I've never experienced Lorentz symmetry in a dimension less that 4, I don't even know if this is possible. Thus how can we write a "Dirac" equation in 1 dimension?

Answer 1

In the scalar case, the text is probably just considering the (time-only version of) a massless scalar field (setting $m^2=0$), because the goal is to illustrate SUSY in the simplest possible way. That's probably also why they didn't include a potential. We don't stop calling it Klein-Gordon just because we're considering a limiting case ($m^2\to 0$ and $V\to 0$).

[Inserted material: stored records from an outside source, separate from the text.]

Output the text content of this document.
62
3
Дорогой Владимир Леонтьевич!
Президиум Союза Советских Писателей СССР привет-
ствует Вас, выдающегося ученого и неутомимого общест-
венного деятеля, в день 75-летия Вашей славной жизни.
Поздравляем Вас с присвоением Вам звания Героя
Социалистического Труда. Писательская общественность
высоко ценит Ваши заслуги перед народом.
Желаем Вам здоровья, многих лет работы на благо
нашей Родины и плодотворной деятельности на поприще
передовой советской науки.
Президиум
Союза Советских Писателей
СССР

The Dirac side is more interesting. The Dirac equation can be formulated in any number of dimensions, and the case of one time and no space dimensions might be easier to appreciate if we consider the generalization first. In $1+D$ dimensions for any $D\in\{0,1,2,...\}$, the massless version of the Dirac equation is $$ \gamma^a\partial_a\psi=0 \tag{1} $$ where the $\gamma$s are the smallest possible set of matrices (with complex components) satisfying the Clifford algebra relation $$ \gamma^a\gamma^b+\gamma^b\gamma^a = 2\eta^{ab}, \tag{2} $$ where $\eta^{ab}$ is the Minkowski metric. How small can these matrices be? This is an exercise in linear algebra (cf Dimension of Dirac $\gamma$ matrices). The matrices need to have size $2^n\times 2^n$ where $n$ is the integer part of $(1+D)/2$. Here's a table: $$ \begin{matrix} 1+D & n & 2^n \\ \hline 1 & 0 & 1 \\ 2 & 1 & 2 \\ 3 & 1 & 2 \\ 4 & 2 & 4 \\ 5 & 2 & 4 \\ 6 & 3 & 8 \\ 7 & 3 & 8 \\ \end{matrix} $$ The pattern should be clear. The case described in the question has $1+D=1$, so the $\gamma$-matrices have size $1\times 1$, and therefore the spinor $\psi$ only needs one component.

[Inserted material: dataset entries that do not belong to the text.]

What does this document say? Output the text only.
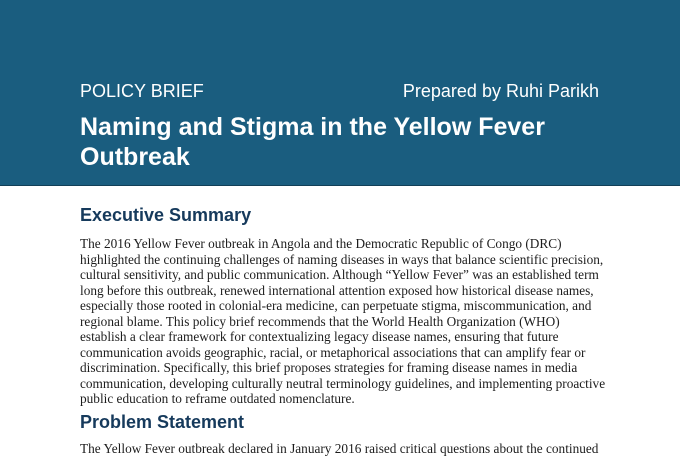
POLICY BRIEF	Prepared by Ruhi Parikh
Naming and Stigma in the Yellow Fever Outbreak
Executive Summary

The 2016 Yellow Fever outbreak in Angola and the Democratic Republic of Congo (DRC) highlighted the continuing challenges of naming diseases in ways that balance scientific precision, cultural sensitivity, and public communication. Although “Yellow Fever” was an established term long before this outbreak, renewed international attention exposed how historical disease names, especially those rooted in colonial-era medicine, can perpetuate stigma, miscommunication, and regional blame. This policy brief recommends that the World Health Organization (WHO) establish a clear framework for contextualizing legacy disease names, ensuring that future communication avoids geographic, racial, or metaphorical associations that can amplify fear or discrimination. Specifically, this brief proposes strategies for framing disease names in media communication, developing culturally neutral terminology guidelines, and implementing proactive public education to reframe outdated nomenclature.

Problem Statement

The Yellow Fever outbreak declared in January 2016 raised critical questions about the continued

For some values of $1+D$, we can have a Majorana representation of the Clifford algebra, in which they have only real components but still have the same size $2^n\times 2^n$. We can also consider pseudo-Majorana representations (often also called Majorana representations), in which the components are purely imaginary. In either case, we can take $\psi$ to satisfy a reality condition of the form $\psi^*=C\psi$ for some matrix $C$. This is possible, in particular, when $1+D=1$. Based on the notation in the question, the text is considering a Majorana spinor, so its one-and-only component is self-adjoint (the Grassmann version of "real").